Узловая сигнализация не требуется для индукции нейроэктодермы мезодермой
Узловая сигнальная активность необходима для индукции эндодермы и большинства мезодерм, но не является обязательной для спецификации нейроэктодермы в гаструлах рыбокданио23,24. В то время как неинъецированные экспланты бластодермы рыбок данио не дифференцировались в нейроэктодерму(рисунок 3C18),экспланты из эмбрионов, которым вводили 10 pg ndr2, демонстрировали надежную экспрессию маркера нейроэктодермы sox2 в отчетливых полосах вдоль длинной оси экспланта(рисунок 2G),что указывает на то, что узловая активность необходима для формирования нейроэктодермы ex vivo. Давно известно, что мезодермальные ткани могут индуцировать нервную ткань25,26,27,28,29,в том числе у рыбок данио бластодерм17. Однако неясно, требует ли образование нейроэктодермы в этой эксплантной системе непосредственно узловой сигнализации или экзогенные узловые лиганды индуцируют мезодерму, которая затем индуцирует нервные ткани во вторую секунду.

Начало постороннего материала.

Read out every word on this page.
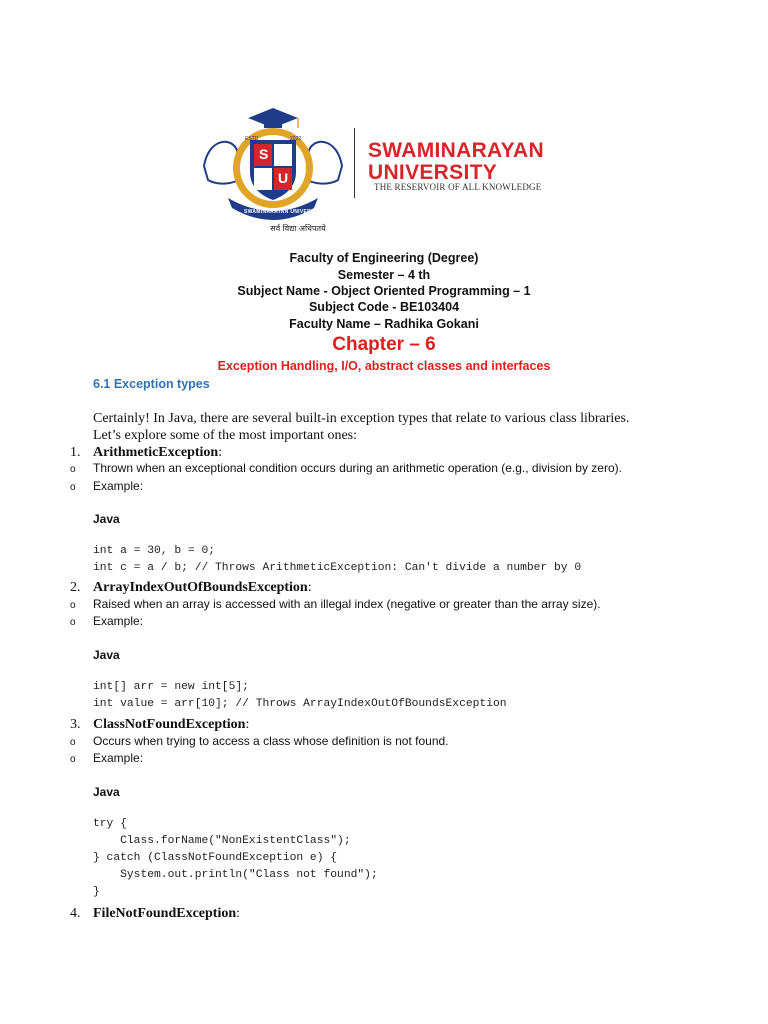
ESTD	2022
S
U
SWAMINARAYAN UNIVERSITY
SWAMINARAYAN
UNIVERSITY
THE RESERVOIR OF ALL KNOWLEDGE
सर्व विद्या अधिपतये
Faculty of Engineering (Degree)
Semester – 4 th
Subject Name - Object Oriented Programming – 1
Subject Code - BE103404
Faculty Name – Radhika Gokani
Chapter – 6
Exception Handling, I/O, abstract classes and interfaces
6.1 Exception types
Certainly! In Java, there are several built-in exception types that relate to various class libraries. Let’s explore some of the most important ones:
1. ArithmeticException:
o Thrown when an exceptional condition occurs during an arithmetic operation (e.g., division by zero).
o Example:
Java
int a = 30, b = 0;
int c = a / b; // Throws ArithmeticException: Can't divide a number by 0
2. ArrayIndexOutOfBoundsException:
o Raised when an array is accessed with an illegal index (negative or greater than the array size).
o Example:
Java
int[] arr = new int[5];
int value = arr[10]; // Throws ArrayIndexOutOfBoundsException
3. ClassNotFoundException:
o Occurs when trying to access a class whose definition is not found.
o Example:
Java
try {
Class.forName("NonExistentClass");
} catch (ClassNotFoundException e) {
System.out.println("Class not found");
}
4. FileNotFoundException:
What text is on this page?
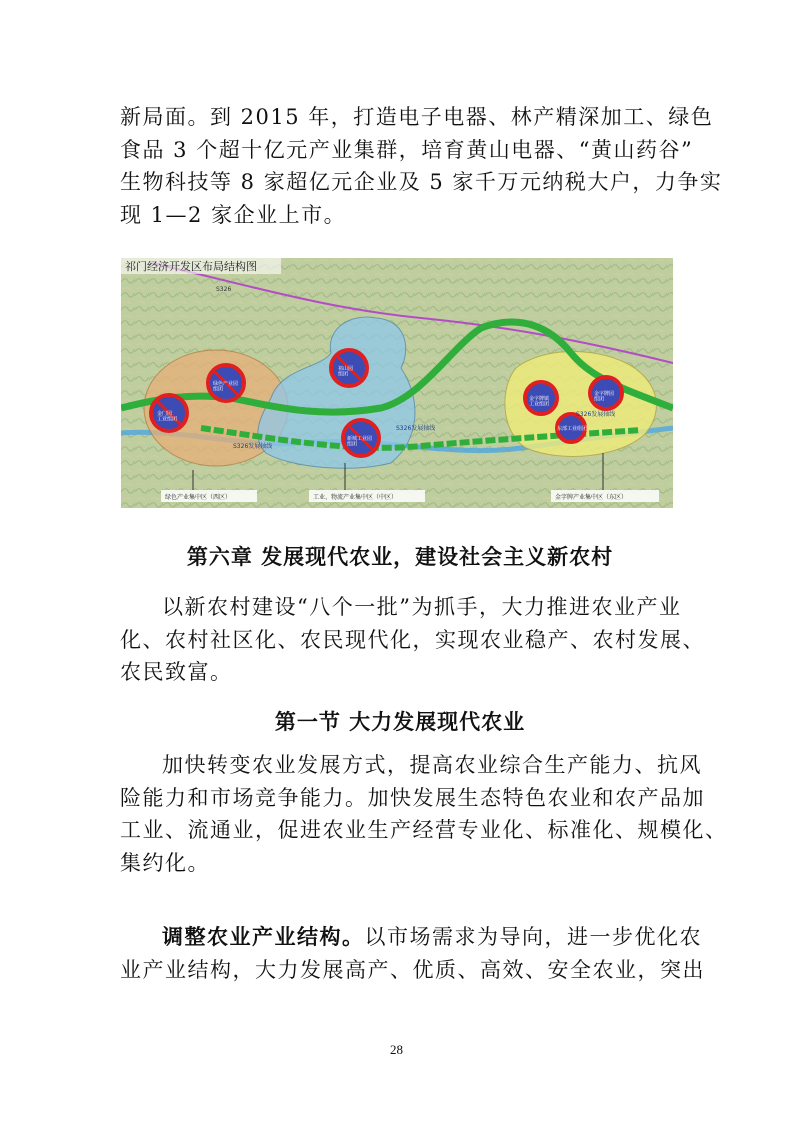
新局面。到 2015 年，打造电子电器、林产精深加工、绿色
食品 3 个超十亿元产业集群，培育黄山电器、“黄山药谷”
生物科技等 8 家超亿元企业及 5 家千万元纳税大户，力争实
现 1—2 家企业上市。
祁门经济开发区布局结构图
S326
金门园工业组团
绿色产业园组团
祁山园组团
新城工业园组团
金字牌镇工业组团
金字牌园组团
东部工业组团
S326发展轴线
S326发展轴线
S326发展轴线
绿色产业集中区（西区）	工业、物流产业集中区（中区）	金字牌产业集中区（东区）
第六章 发展现代农业，建设社会主义新农村
以新农村建设“八个一批”为抓手，大力推进农业产业
化、农村社区化、农民现代化，实现农业稳产、农村发展、
农民致富。
第一节 大力发展现代农业
加快转变农业发展方式，提高农业综合生产能力、抗风
险能力和市场竞争能力。加快发展生态特色农业和农产品加
工业、流通业，促进农业生产经营专业化、标准化、规模化、
集约化。
调整农业产业结构。以市场需求为导向，进一步优化农
业产业结构，大力发展高产、优质、高效、安全农业，突出
28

Химерные экспланты, содержащие проспективные участки мезодермы и нейроэктодермы из двух разных эмбрионов, были сгенерированы, чтобы проверить, требуется ли узловая сигнализация тканево-автономно для спецификации нейроэктодермы ex vivo. Мезодерменная часть каждого экспланта была вырезана из эмбриона WT, экспрессирующего специфическое для мезодермы трансгенный репортер GFP, Tg[lhx1a:eGFP]30,введенный с высокой дозой (100 пг) ndr2 (рисунок 3A). Предполагаемой нейроэктодермной части каждого экспланта вырезали либо из контрольного эмбриона WT, либо из узлового сигнального дефицита MZoep-/- эмбриона, вводимого только мРНК, кодирующей флуоресцентный ядерный маркер H2B-RFP(рисунок 3A). Каждый химерный эксплант был получен путем объединения одной бластодермы из каждого из этих двух состояний, которые были анализированы для экспрессии тканеспецифических маркеров путем гибридизации in situ всего крепления при 12 л.с.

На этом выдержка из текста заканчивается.